Del resto, la strada tracciata dal Jobs act (tutele crescenti e incentivi al lavoro stabile) ha prodotto risultati: nel 2016 i contratti a tempo indeterminato (comprese le trasformazioni dei rapporti a termine) che hanno beneficiato dello sgravio biennale, e ridotto al 40%, sono stati 615mila (nel 2015 si superava il milione). La percentuale di nuovi ingressi fissi sul totale dei contratti attivati/variati si è fermata, a gennaio, al 28,9% (quasi il doppio del 2014, prima della riforma, ma circa 10 punti in meno rispetto al 38,6% del 2015).

Le cessazioni dei contratti a tempo indeterminato sono scese del 9,2%: la voce licenziamenti (46.900, il dato assoluto) ha subito un modesto incremento rispetto a gennaio 2016 (46.100), frutto della crescita dei licenziamenti per cambio appalto e di quelli disciplinari (nelle aziende con più di 15 dipendenti sono stati 32.232, +31% rispetto ai 24.595 registrati nel 2016). Su questo dato pesa il crollo delle dimissioni (-14% nel confronto tendenziale), per effetto della nuova procedura telematica (complessa) in vigore da marzo 2016.
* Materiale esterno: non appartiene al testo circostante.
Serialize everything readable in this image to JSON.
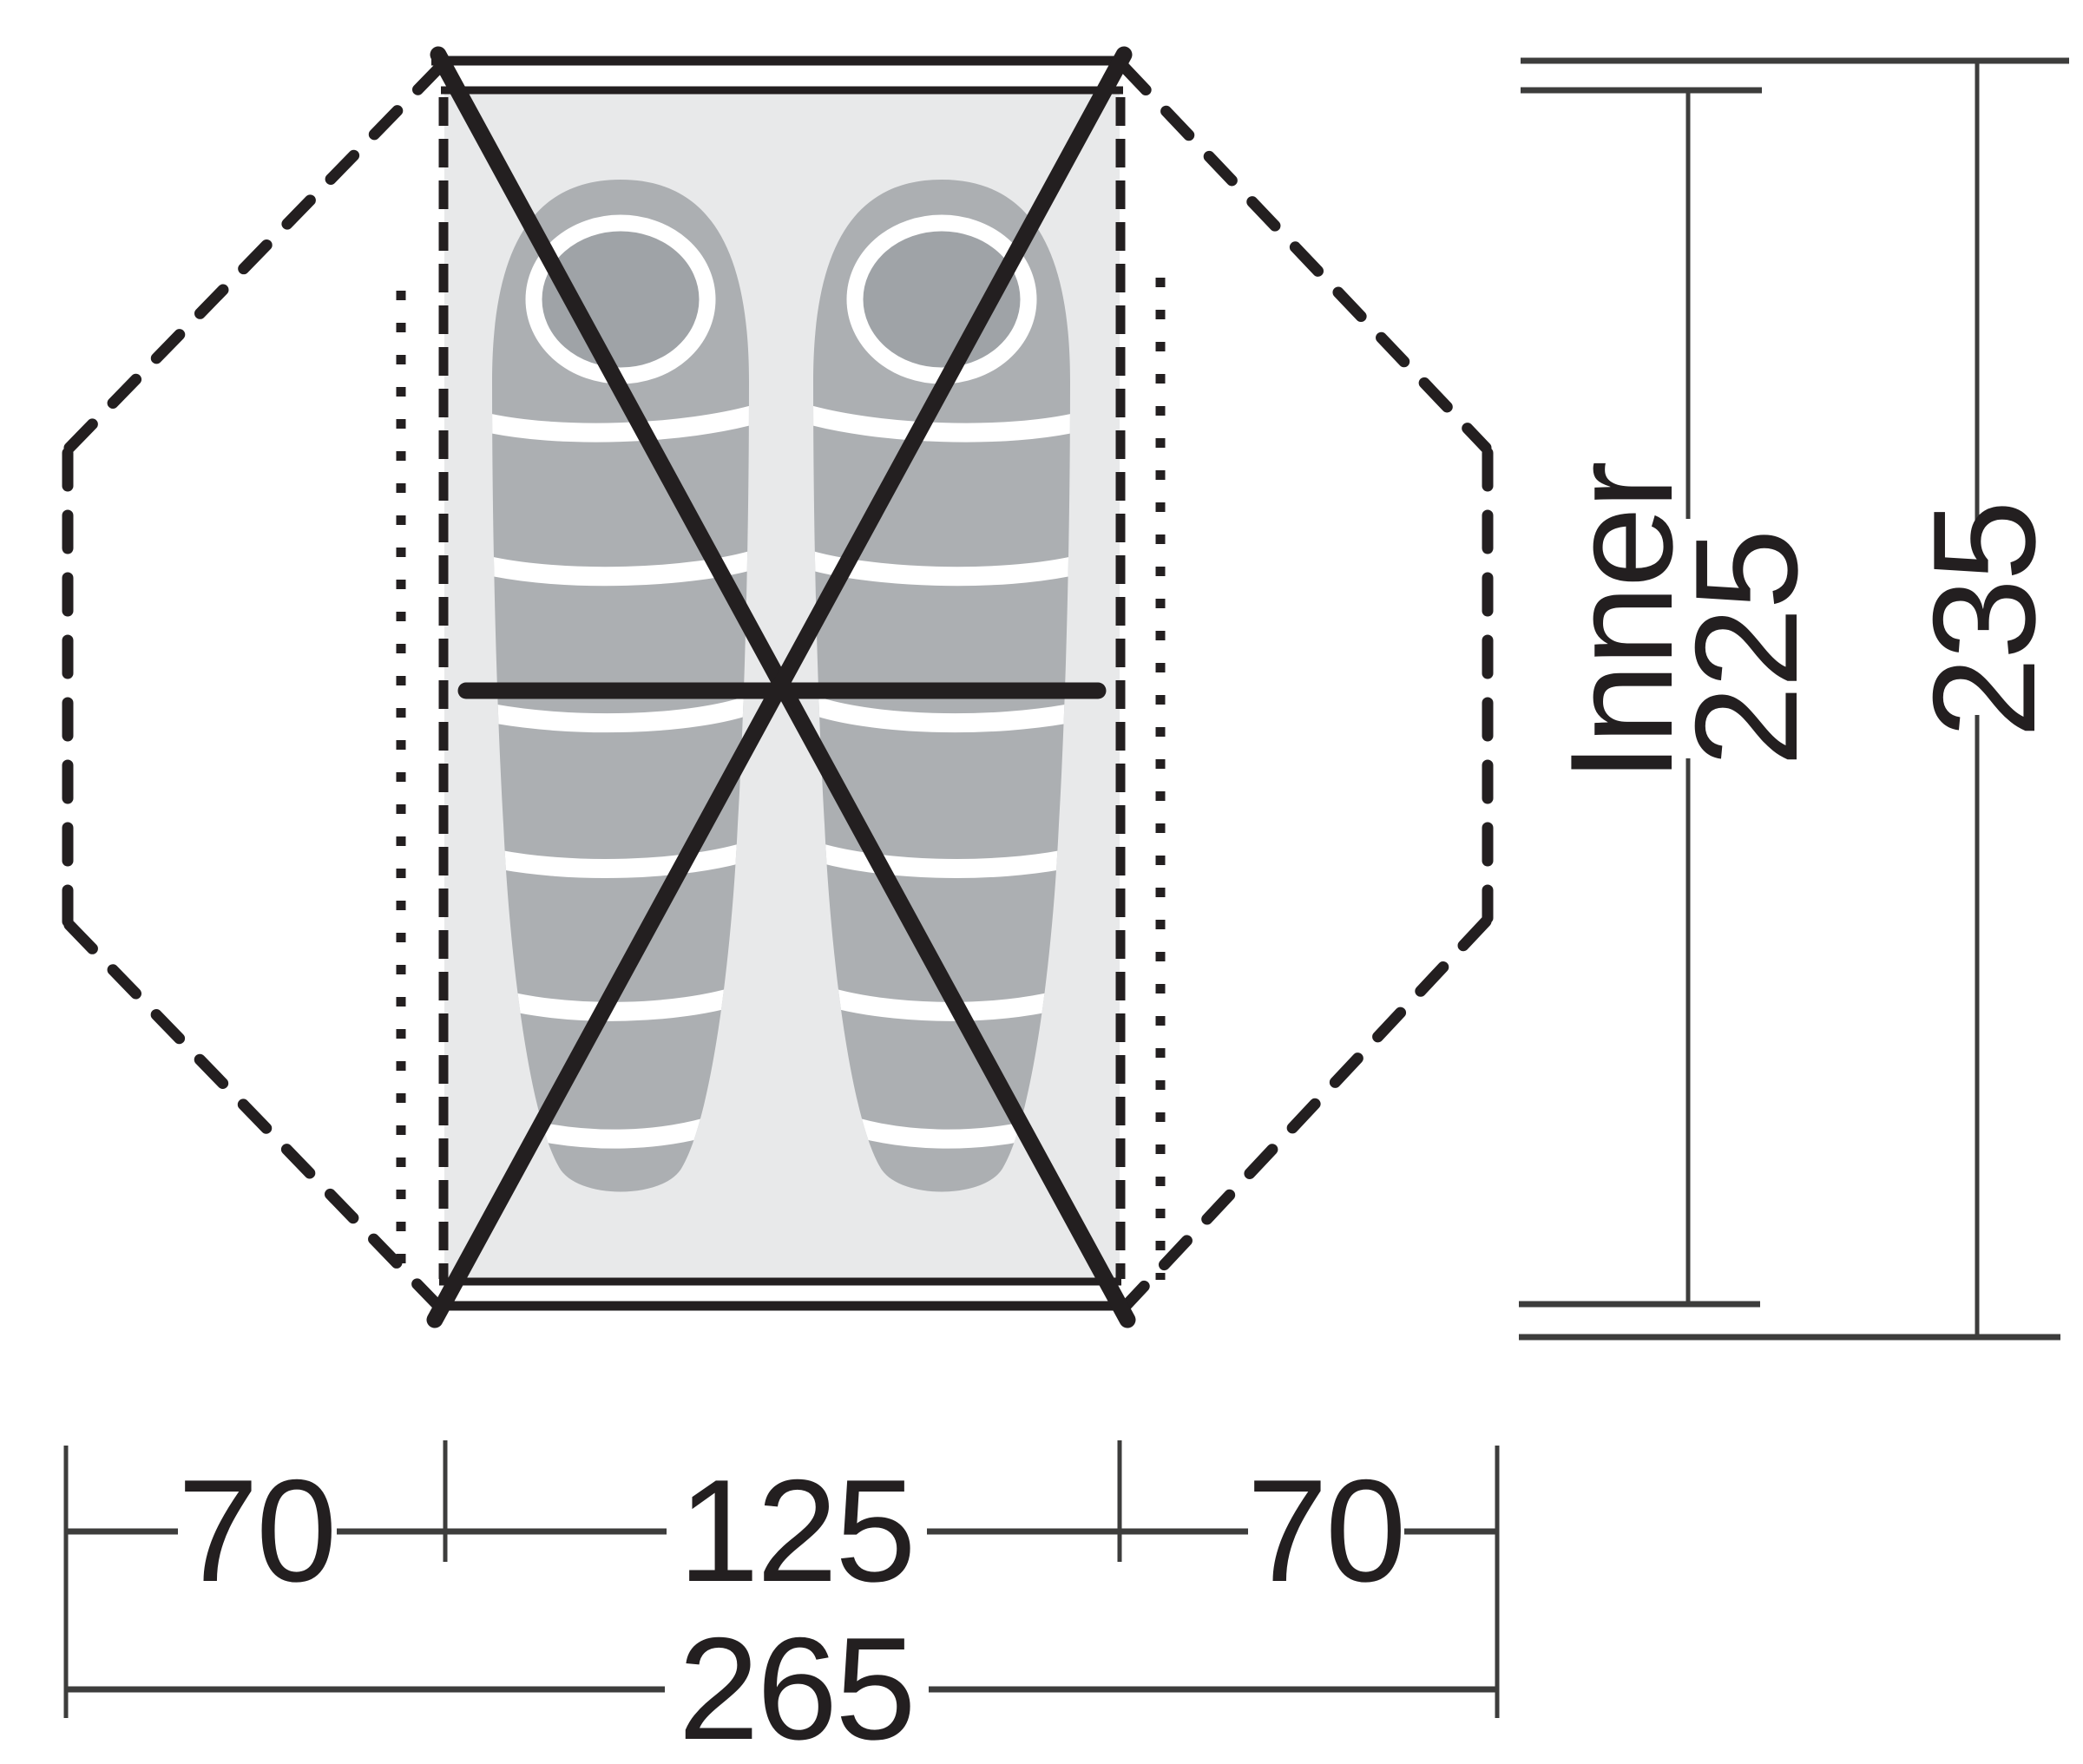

I sindacati restano preoccupati: la crisi non smette di mordere, ha sottolineato la Uil: «Per questo bisogna rivedere le regole sugli ammortizzatori sociali». Ed è fondamentale, inoltre, il rapido decollo delle politiche attive, ha aggiunto Gigi Petteni (Cisl): «L’invio delle prime 30mila lettere per la ricollocazione dei percettori di Naspi è un inizio, molto limitato. Si deve andare velocemente a regime per costruire un mercato del lavoro inclusivo».